Ce degré correspond a une construction alchimique qui prend tout son sens par une lecture juste du tableau du grade. (voir reproduction ci-jointe) Le Soleil dont il est question ici représente un double pôle : Unité et Immensité, concentration à l'intérieur et rayonnement à l'extérieur. Un rituel de 1762 est sans ambiguïté puisqu'il déclare que le Soleil « représente l'Unité, l'unique et seule matière du Grand Oeuvre de Philosophie ».

La partie supérieure du tableau, espace circulaire, circoncrit le monde à l'enceinte de la grâce divine. tout le potentiel du Verbe créateur, qui contient la vie, laquelle est la Lumière des hommes, est là au centre de la Trinité et le rayonnement extériorisé en est l'expression physique et s'étend depuis le domaine spirituel, vers le domaine matériel.

Dans le premier livre d'Hermès Trismégiste, le Poïmandres, le Soleil incarne tout d'abord Dieu en tant que pôle créateur, puis successivement la Lumière divine, l'Illumination spirituelle et la chaleur des corps, capable de provoquer la régénération de la matière. Il s'agit en fait d'un rayonnement qui s'étend à toute la création : le rayonnement d'en haut, s'étend et conquiert les ténèbres afin de vivifier la matière : Lux ex Tenebris.

Si la Trinité et la Lumière sont les moteurs de la création, celle ci se réalise et s'accomplit en sept jours ou sept stades et le cosmos est le reflet céleste des composantes terrestres (voir la table d'émeraude).

« L'oeuvre toute entier, dit Jacob Boehm, consiste et participe en deux choses : une céleste et une terrestre. Le céleste doit absorber et nourrir le terrestre ». Ceci passe par un ordre hiérarchisé dont font partie les sept planètes correspondantes aux sept stades de la création, chaque planète planète étant gouvernée par un génie tutélaire. Appolonius de Laodicée, qui fut sans doute l'un des auteurs du Corpus hermeticum, et l'un des pseudo Trismégiste, aborde la création des sept cieux avec les sept planètes qui gouvernet aussi les sept métaux en correspondance. Il s'agit ici des sept planètes connues de l'antiquité, visibles à l'oeil nu, ainsi que des sept métaux connus du monde hellenistique.

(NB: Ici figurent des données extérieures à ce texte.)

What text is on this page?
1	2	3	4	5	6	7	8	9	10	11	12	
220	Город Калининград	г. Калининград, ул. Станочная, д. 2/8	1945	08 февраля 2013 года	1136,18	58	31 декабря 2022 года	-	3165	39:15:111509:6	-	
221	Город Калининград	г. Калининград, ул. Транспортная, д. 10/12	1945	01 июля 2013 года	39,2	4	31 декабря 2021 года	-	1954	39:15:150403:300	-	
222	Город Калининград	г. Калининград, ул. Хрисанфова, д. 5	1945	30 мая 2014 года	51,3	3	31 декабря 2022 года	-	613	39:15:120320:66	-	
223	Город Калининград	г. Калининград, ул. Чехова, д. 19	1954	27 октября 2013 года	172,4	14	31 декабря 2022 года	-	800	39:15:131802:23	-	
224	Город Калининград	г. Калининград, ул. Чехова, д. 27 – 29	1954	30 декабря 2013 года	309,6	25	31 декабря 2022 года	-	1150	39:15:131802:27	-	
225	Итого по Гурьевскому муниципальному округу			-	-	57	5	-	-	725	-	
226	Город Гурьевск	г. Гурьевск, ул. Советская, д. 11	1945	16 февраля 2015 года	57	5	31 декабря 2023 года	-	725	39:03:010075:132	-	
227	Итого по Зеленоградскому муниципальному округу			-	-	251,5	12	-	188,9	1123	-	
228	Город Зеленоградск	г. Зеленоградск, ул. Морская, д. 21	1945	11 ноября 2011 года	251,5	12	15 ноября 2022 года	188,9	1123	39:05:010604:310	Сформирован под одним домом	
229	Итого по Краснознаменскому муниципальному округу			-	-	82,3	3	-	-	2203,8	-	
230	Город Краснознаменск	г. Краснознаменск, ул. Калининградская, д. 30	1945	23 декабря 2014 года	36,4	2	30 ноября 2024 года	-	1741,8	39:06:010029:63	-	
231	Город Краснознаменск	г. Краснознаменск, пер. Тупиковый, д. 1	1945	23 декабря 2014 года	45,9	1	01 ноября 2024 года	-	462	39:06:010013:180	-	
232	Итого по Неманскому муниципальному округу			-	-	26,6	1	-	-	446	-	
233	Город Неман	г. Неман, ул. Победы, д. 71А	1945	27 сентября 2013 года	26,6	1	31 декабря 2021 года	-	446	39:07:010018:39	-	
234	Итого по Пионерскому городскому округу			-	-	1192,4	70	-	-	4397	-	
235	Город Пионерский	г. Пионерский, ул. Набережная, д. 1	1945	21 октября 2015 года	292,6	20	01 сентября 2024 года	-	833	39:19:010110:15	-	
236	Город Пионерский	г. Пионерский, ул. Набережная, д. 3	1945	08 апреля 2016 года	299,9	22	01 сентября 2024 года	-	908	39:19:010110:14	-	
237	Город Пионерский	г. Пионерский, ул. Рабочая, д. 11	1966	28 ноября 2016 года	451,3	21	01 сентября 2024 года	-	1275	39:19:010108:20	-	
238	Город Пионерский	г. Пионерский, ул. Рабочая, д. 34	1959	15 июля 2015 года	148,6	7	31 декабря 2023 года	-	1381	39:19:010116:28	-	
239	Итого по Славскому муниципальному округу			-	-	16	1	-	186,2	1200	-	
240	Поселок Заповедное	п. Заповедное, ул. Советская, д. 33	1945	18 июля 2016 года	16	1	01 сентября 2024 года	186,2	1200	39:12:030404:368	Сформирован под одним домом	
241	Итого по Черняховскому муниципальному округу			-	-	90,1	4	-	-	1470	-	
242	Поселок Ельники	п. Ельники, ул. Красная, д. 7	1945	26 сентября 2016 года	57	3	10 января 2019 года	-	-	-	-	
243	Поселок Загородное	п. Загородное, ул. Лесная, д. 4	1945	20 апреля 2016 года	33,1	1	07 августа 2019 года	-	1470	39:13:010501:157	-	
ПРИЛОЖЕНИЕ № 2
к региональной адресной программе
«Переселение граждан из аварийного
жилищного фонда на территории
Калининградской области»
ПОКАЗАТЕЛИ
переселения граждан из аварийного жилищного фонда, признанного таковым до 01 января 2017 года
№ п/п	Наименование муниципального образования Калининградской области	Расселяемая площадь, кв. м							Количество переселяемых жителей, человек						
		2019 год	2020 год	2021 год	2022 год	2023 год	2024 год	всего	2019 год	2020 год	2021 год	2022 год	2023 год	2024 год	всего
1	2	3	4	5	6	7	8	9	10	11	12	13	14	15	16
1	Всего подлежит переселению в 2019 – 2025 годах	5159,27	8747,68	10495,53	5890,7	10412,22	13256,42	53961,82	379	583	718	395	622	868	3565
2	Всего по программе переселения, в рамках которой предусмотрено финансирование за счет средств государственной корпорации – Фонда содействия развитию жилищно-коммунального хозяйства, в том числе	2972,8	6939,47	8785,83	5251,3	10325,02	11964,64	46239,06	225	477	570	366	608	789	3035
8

L'or correspondant au Soleil est considéré comme la parfaire matière, au sommet de la hiérarchie des corps métalliques, lesquels étaient censés évoluer en se transformant de l'un à l'autre par mutation naturelle. Passer du plomb à l'or, c'est évoluer des ténèbres à la Lumière.

Henri Corbin dit que « la Lumière divine cherche le chercheur, car le chercheur est une parcelle de cette Lumière (laquelle aspire à son origine) ».

La partie inférieure du tableau, à l'opposé, s'inscrit globalement dans un carré, dans un monde de finitude où le temps et l'espace sont les deux conditions de l'état corporel. La matière y est cette fois représentée, dans ses quatre composantes « Elementaires », par les symboles alchimiques : le triangle blanc dont le sommet est tourné vers le haut représente le feu. Celui dont le sommet est tourné vers le bas représente l'eau. Le triangle noir avec la pointe blanche représente l'air tandis que le triangle inverse représente la terre. On peut remarquer dans la disposition des quatre triangles une sorte d'inversion, peut-être volontaire, correspondant à un effet de miroir : le monde inférieur comme reflet du monde supérieur.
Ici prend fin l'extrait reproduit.